All reason is voluntary, by definition. When a jury weighs evidence and comes to a decision, or when a scientist or philosopher studies a discipline, the process must be voluntary or else the results are untrustworthy.

Do you understand this point? Do you agree?

Moving on to the question:

Previously, I did not “feel” that the proposition were true or false. We are discussing conclusions of reasoning processes, not feelings. My conclusion was that there were no gods of any description, personal or no, providential or no. If there is nothing divine, no question of a divinity’s hypothetical properties need be reached. It is like arguing about the color of the nose of Santa’s flying reindeer. If Santa is make-believe, he owns no deer.

However, to be sure, it gave me great satisfaction, once I was convinced, that I had reached convictions so flattering to myself. But the emotional reaction (that smugness which is the inevitable hallmark of the atheist) came after and was a by-product of, not a cause of, the conclusions.

This self-admiration, I confess, made me reluctant to revisit the reasoning, since I did not want to be proved wrong, but it was not the cause of the reasoning.

Previously, I was convinced that the supernatural did not and could not exist: that the concept was a contradiction in terms.

If “natural” means “all that there is” then supernatural means “more than all that there is” or “above all that there is”,

This is like promising to give more than one hundred percent of your effort. It is a poetical metaphor, not literal.

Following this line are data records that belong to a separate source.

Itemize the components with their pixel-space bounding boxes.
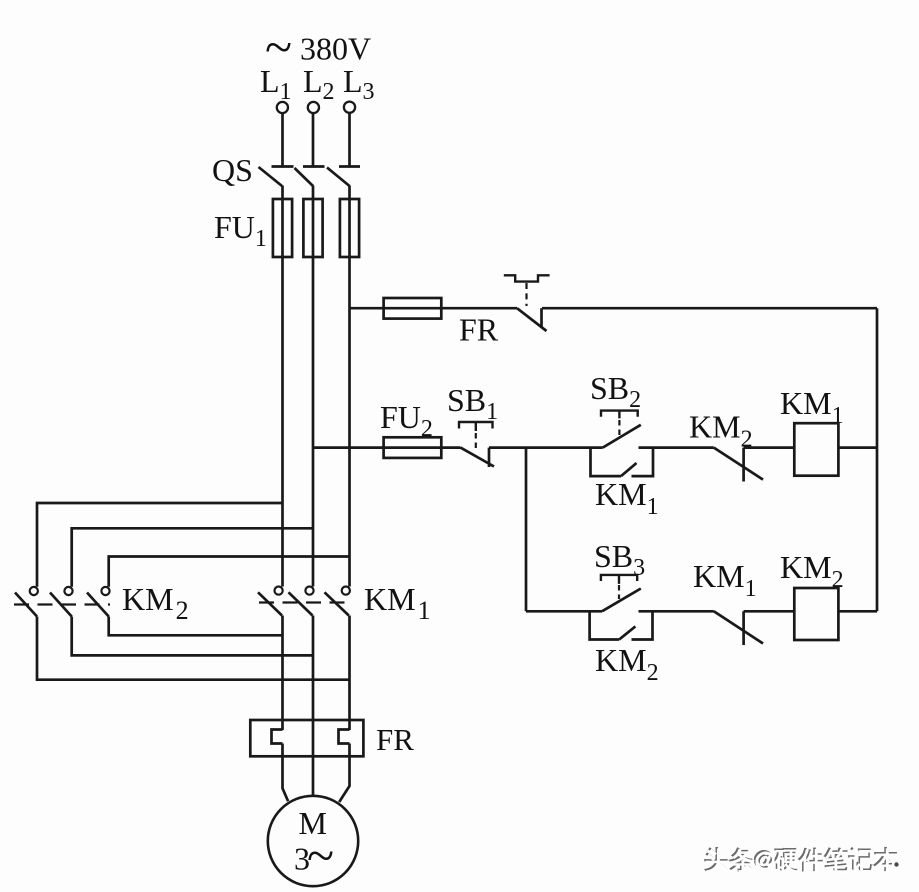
motor M circle (268, 796, 358, 886)
wire KM1 interlock to coil KM2 (744, 610, 795, 613)
fuse FU1 pole1 body (273, 199, 292, 257)
pushbutton SB1 cap bracket (459, 422, 493, 429)
svg-text:KM2: KM2 (780, 549, 844, 593)
svg-text:KM1: KM1 (595, 476, 659, 520)
svg-text:SB1: SB1 (447, 382, 498, 425)
wire reversing loop B bottom (KM2 pole2 to phase B lower) (72, 617, 313, 656)
wire reversing loop A top (phase A to KM2 pole1) (37, 503, 283, 587)
wire reversing loop B top (phase B to KM2 pole2) (72, 528, 313, 587)
label ~380V (265, 19, 371, 75)
contact KM2 interlock blade (NC) (714, 448, 763, 480)
svg-text:~: ~ (307, 827, 334, 883)
contactor KM1 main pole1 circle (275, 587, 283, 595)
pushbutton SB3 linkage dashes (618, 585, 620, 599)
pushbutton SB1 right tick (488, 448, 491, 467)
contact KM1 interlock right tick (742, 611, 745, 645)
svg-text:KM1: KM1 (364, 581, 431, 625)
switch QS pole 2 fixed tick (303, 165, 325, 168)
relay FR contact right tick (540, 308, 543, 327)
contactor KM1 main linkage dashes (259, 601, 351, 603)
motor 3-phase mark (294, 827, 334, 883)
contact KM1 interlock blade (NC) (714, 611, 763, 643)
svg-text:L3: L3 (343, 63, 375, 105)
wire phase A below KM1 to FR heater (281, 616, 284, 731)
fuse on control line 1 body (384, 298, 442, 319)
svg-text:L2: L2 (303, 63, 335, 105)
svg-text:KM2: KM2 (122, 581, 189, 625)
coil KM1 body (794, 423, 838, 476)
terminal circle L3 (344, 102, 355, 113)
pushbutton SB1 blade (NC) (461, 448, 495, 467)
contact KM2 auxiliary (self-hold) left drop (590, 611, 620, 639)
wire right bus vertical (876, 308, 879, 611)
switch QS pole 1 fixed tick (272, 165, 294, 168)
wire L2 drop to QS (312, 113, 315, 166)
wire KM2 interlock to coil KM1 (744, 446, 795, 449)
contact KM2 auxiliary blade (NO) (619, 626, 635, 639)
svg-text:KM1: KM1 (693, 558, 757, 602)
contact KM1 auxiliary blade (NO) (621, 463, 637, 476)
svg-text:KM2: KM2 (689, 409, 753, 453)
contactor KM1 main pole2 circle (305, 587, 313, 595)
contact KM1 auxiliary right side (632, 448, 654, 477)
contactor KM2 main pole2 blade (50, 593, 72, 617)
fuse FU1 pole3 body (340, 199, 359, 257)
pushbutton SB2 linkage dashes (618, 420, 620, 435)
contactor KM2 main pole1 blade (15, 593, 37, 617)
contactor KM1 main pole3 blade (325, 592, 349, 615)
svg-text:SB2: SB2 (590, 370, 641, 413)
switch QS pole 3 blade (327, 168, 350, 187)
fuse FU1 pole2 body (303, 199, 322, 257)
wire reversing loop C top (phase C to KM2 pole3) (109, 557, 350, 587)
contact KM2 auxiliary right side (632, 611, 653, 639)
wire QS to FU1 pole2 (312, 186, 315, 200)
wire FR to motor left lead (283, 744, 289, 802)
relay FR heater element pole3 detour (339, 730, 350, 744)
svg-text:QS: QS (212, 152, 253, 188)
relay FR contact actuator (504, 275, 550, 281)
wire rung 1 from phase B tap to SB1 (313, 446, 461, 449)
wire L3 drop to QS (348, 113, 351, 166)
contactor KM2 main pole2 circle (64, 587, 72, 595)
wire rung 2 from junction to SB3 (526, 610, 602, 613)
switch QS pole 3 fixed tick (339, 165, 360, 168)
wire SB1 to SB2 with junction node (489, 446, 603, 449)
contactor KM2 main pole1 circle (30, 587, 38, 595)
pushbutton SB2 cap bracket (601, 411, 638, 417)
switch QS pole 1 blade (259, 167, 283, 186)
svg-text:FR: FR (459, 312, 499, 348)
watermark 头条@硬件笔记本 (704, 847, 899, 873)
pushbutton SB2 stem (618, 411, 620, 419)
svg-text:FR: FR (376, 722, 414, 757)
wire phase C below KM1 to FR heater (348, 616, 351, 731)
wire through FU1 pole2, phase B down to KM1 contact (312, 199, 315, 587)
wire phase B below KM1 to motor (312, 616, 315, 796)
wire L1 drop to QS (281, 113, 284, 166)
wire reversing loop C bottom (KM2 pole3 to phase A lower) (109, 617, 283, 636)
contact KM2 interlock right tick (742, 448, 745, 482)
wire QS to FU1 pole1 (281, 186, 284, 200)
terminal circle L1 (277, 102, 288, 113)
contactor KM2 main linkage dashes (14, 603, 110, 605)
contactor KM1 main pole2 blade (289, 592, 313, 615)
wire reversing loop A bottom (KM2 pole1 to phase C lower) (37, 617, 350, 680)
wire control line 1 right segment (542, 307, 877, 310)
pushbutton SB1 stem (475, 422, 477, 431)
svg-text:380V: 380V (300, 31, 371, 67)
svg-text:FU2: FU2 (380, 399, 433, 442)
wire QS to FU1 pole3 (348, 186, 351, 200)
wire SB3 to KM1 interlock (639, 610, 714, 613)
wire control line 1 left segment with tap at phase C (350, 307, 518, 310)
pushbutton SB1 linkage dashes (475, 433, 477, 452)
pushbutton SB3 cap bracket (601, 575, 637, 581)
relay FR contact blade (517, 308, 547, 331)
pushbutton SB3 stem (618, 575, 620, 584)
wire junction drop to rung 2 (525, 448, 528, 612)
coil KM2 body (794, 588, 838, 640)
relay FR heater element pole1 detour (272, 730, 283, 744)
svg-text:FU1: FU1 (214, 209, 267, 252)
relay FR heater box (250, 720, 363, 756)
contactor KM2 main pole3 blade (87, 593, 109, 617)
pushbutton SB3 blade (NO) (602, 589, 641, 612)
pushbutton SB2 blade (NO) (603, 425, 641, 448)
wire FR to motor right lead (339, 744, 349, 803)
contactor KM1 main pole3 circle (342, 587, 350, 595)
contact KM1 auxiliary (self-hold) left drop (591, 448, 622, 477)
wire through FU1 pole3, phase C down to KM1 contact (348, 199, 351, 587)
switch QS pole 2 blade (295, 168, 314, 186)
fuse FU2 body (384, 437, 442, 458)
wire coil KM2 to right bus (838, 610, 877, 613)
wire SB2 to KM2 interlock (639, 446, 714, 449)
svg-text:KM2: KM2 (595, 642, 659, 686)
wire coil KM1 to right bus (838, 446, 877, 449)
relay FR contact linkage dashes (525, 283, 527, 306)
contactor KM1 main pole1 blade (258, 592, 282, 615)
terminal circle L2 (308, 102, 319, 113)
wire through FU1 pole1, phase A down to KM1 contact (281, 199, 284, 587)
contactor KM2 main pole3 circle (101, 587, 109, 595)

I asserted that if there were a supernatural realm it was in fact a hidden quarter of the natural realm, called by the wrong name. Any gods that existed would be natural beings, in that they were governed by the laws of nature, the laws of morality, and the laws of cause and effect. In that regard, they would be no different from Martians or Mutants or Magicians, that is, creatures with great and mysterious powers, above me in strength, but having no natural claim on my loyalty: if Jehovah existed, he was a super-villain, not a father.

On that ground, no matter how coherent the arguments might be for a single, personal and providential supreme being, I would never find such argument convincing, since a supreme being was supernatural and the supernatural did not exist.

Now, there is an error in this reasoning, and when it was brought to my attention, I was in a tizzy, and began to have doubts about the soundness of my atheism.

I believe you are making a similar error in your reasoning which has not yet been brought to your attention.

To answer your next question: This particular change came several months before my conversion experience.

The words voluntary and involuntary cannot be used with any clarity in reference to that experience, since either has misleading connotations. Falling in love is voluntary in that the lover spends his every waking moment doting on the beloved, and his will, his voluntary faculties, are entirely engaged in the effort; falling in love is involuntary because a man is struck through the heart by the dart of Cupid, which flashes forth from the beautiful eyes of his beloved, and he is helpless.

So you tell me: is falling in love voluntary, or involuntary?

Because, on the one hand, the marriage oath is voluntary, and so is the act of pinning poems praising Roselind to trees; on the other hand, every poet describes falling in love as a flood, a fire, or a whirlwind that carries the lover’s senses away from him.